La réalité nous a tant usés,
mais voici qu'enfin l'été arrive.
On pense ici au haïku, et Tranströmer, par ailleurs, en composa de nombreux. Mais même quand il est plus prolixe, ou quand il rédige des poèmes en prose, la comparaison avec l'art du haïku vient à l'esprit. Pas toujours par la forme, donc, mais surtout par la sobriété lumineuse de l'écriture de Tranströmer, son époustouflante économie de moyens, son attitude contemplative, son regard méditatif qui scrute l'univers sans chercher à en résoudre le mystère, mais seulement à en prendre acte et à le faire ressentir à ses lecteurs : "une exhortation à ouvrir les yeux" (Espresso, p.97).

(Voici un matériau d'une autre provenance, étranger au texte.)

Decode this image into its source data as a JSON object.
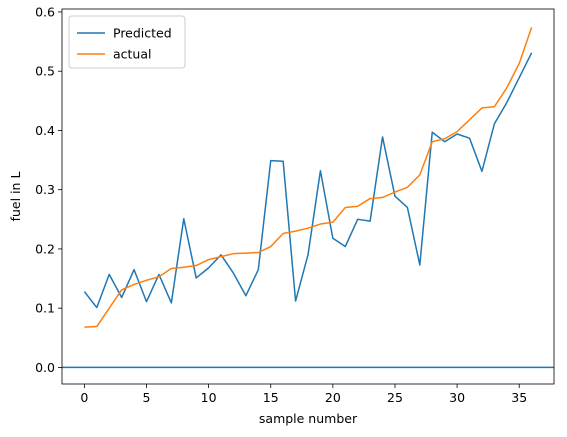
{
  "chart_data": {
    "type": "line",
    "title": "",
    "xlabel": "sample number",
    "ylabel": "fuel in L",
    "xlim": [
      -1.8,
      37.8
    ],
    "ylim": [
      -0.028,
      0.605
    ],
    "xticks": [
      0,
      5,
      10,
      15,
      20,
      25,
      30,
      35
    ],
    "xtick_labels": [
      "0",
      "5",
      "10",
      "15",
      "20",
      "25",
      "30",
      "35"
    ],
    "yticks": [
      0.0,
      0.1,
      0.2,
      0.3,
      0.4,
      0.5,
      0.6
    ],
    "ytick_labels": [
      "0.0",
      "0.1",
      "0.2",
      "0.3",
      "0.4",
      "0.5",
      "0.6"
    ],
    "grid": false,
    "legend_position": "upper-left",
    "hline": {
      "y": 0.0,
      "color": "#1f77b4"
    },
    "x": [
      0,
      1,
      2,
      3,
      4,
      5,
      6,
      7,
      8,
      9,
      10,
      11,
      12,
      13,
      14,
      15,
      16,
      17,
      18,
      19,
      20,
      21,
      22,
      23,
      24,
      25,
      26,
      27,
      28,
      29,
      30,
      31,
      32,
      33,
      34,
      35,
      36
    ],
    "series": [
      {
        "name": "Predicted",
        "color": "#1f77b4",
        "values": [
          0.128,
          0.101,
          0.157,
          0.118,
          0.165,
          0.111,
          0.157,
          0.109,
          0.251,
          0.151,
          0.168,
          0.19,
          0.159,
          0.121,
          0.165,
          0.349,
          0.348,
          0.112,
          0.19,
          0.332,
          0.218,
          0.204,
          0.25,
          0.247,
          0.389,
          0.289,
          0.27,
          0.173,
          0.397,
          0.381,
          0.394,
          0.387,
          0.331,
          0.411,
          0.447,
          0.489,
          0.531
        ]
      },
      {
        "name": "actual",
        "color": "#ff7f0e",
        "values": [
          0.068,
          0.069,
          0.1,
          0.131,
          0.14,
          0.147,
          0.153,
          0.167,
          0.169,
          0.172,
          0.182,
          0.187,
          0.192,
          0.193,
          0.194,
          0.204,
          0.226,
          0.23,
          0.235,
          0.242,
          0.245,
          0.27,
          0.272,
          0.285,
          0.287,
          0.296,
          0.304,
          0.325,
          0.381,
          0.386,
          0.398,
          0.418,
          0.438,
          0.44,
          0.472,
          0.513,
          0.574
        ]
      }
    ]
  }
}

Mais le regard du poète sait aussi scruter au plus profond de lui-même. Son lyrisme se fait volontiers introspectif. Tranströmer cherche l'apaisement, le répit - et il le trouve parfois, dans la communion avec le monde :
Je suis sous les étoiles
et sens que le monde entre
et ressort de mon manteau
comme d'une fourmilière.
(Les formules de l'hiver, p.122)
même si son extrême lucidité lui interdit de s'illusionner :
La mort, cette tache de naissance, poussait plus ou moins vite chez chacun d'entre nous. (Montagnes noires, p.232)
(C'est le moment de préciser que le recueil fourmille de métaphores aussi éblouissantes que celles-ci, d'éclairs fulgurants, d'une force et d'un évidence rares.)
D'hyper-lucide, Tranströmer devient volontiers extralucide lorsqu'il transcende les frontières spatiales et temporelles, passant de Gotland à Izmir, de Funchal à New York, se projetant dans des époques révolues, faisant intervenir Grieg, Gide ou Liszt. Ailleurs, il conversera avec les morts et les souvenirs, quittera sa chambre pour survoler soudain la campagne environnante, séjournera un instant "sous la voûte terrestre".
"Poète voyant", donc, Tranströmer ? Assurément, mais plus encore : sa quête d'un langage propre à retranscrire l'intensité de l'instant et l'expérience du mystère, par l'ancrage dans le réel et l'ouverture vers le rêve, par son lyrisme sobre et inquiet, par son prodigieux sens de l'image, en font un poète essentiel.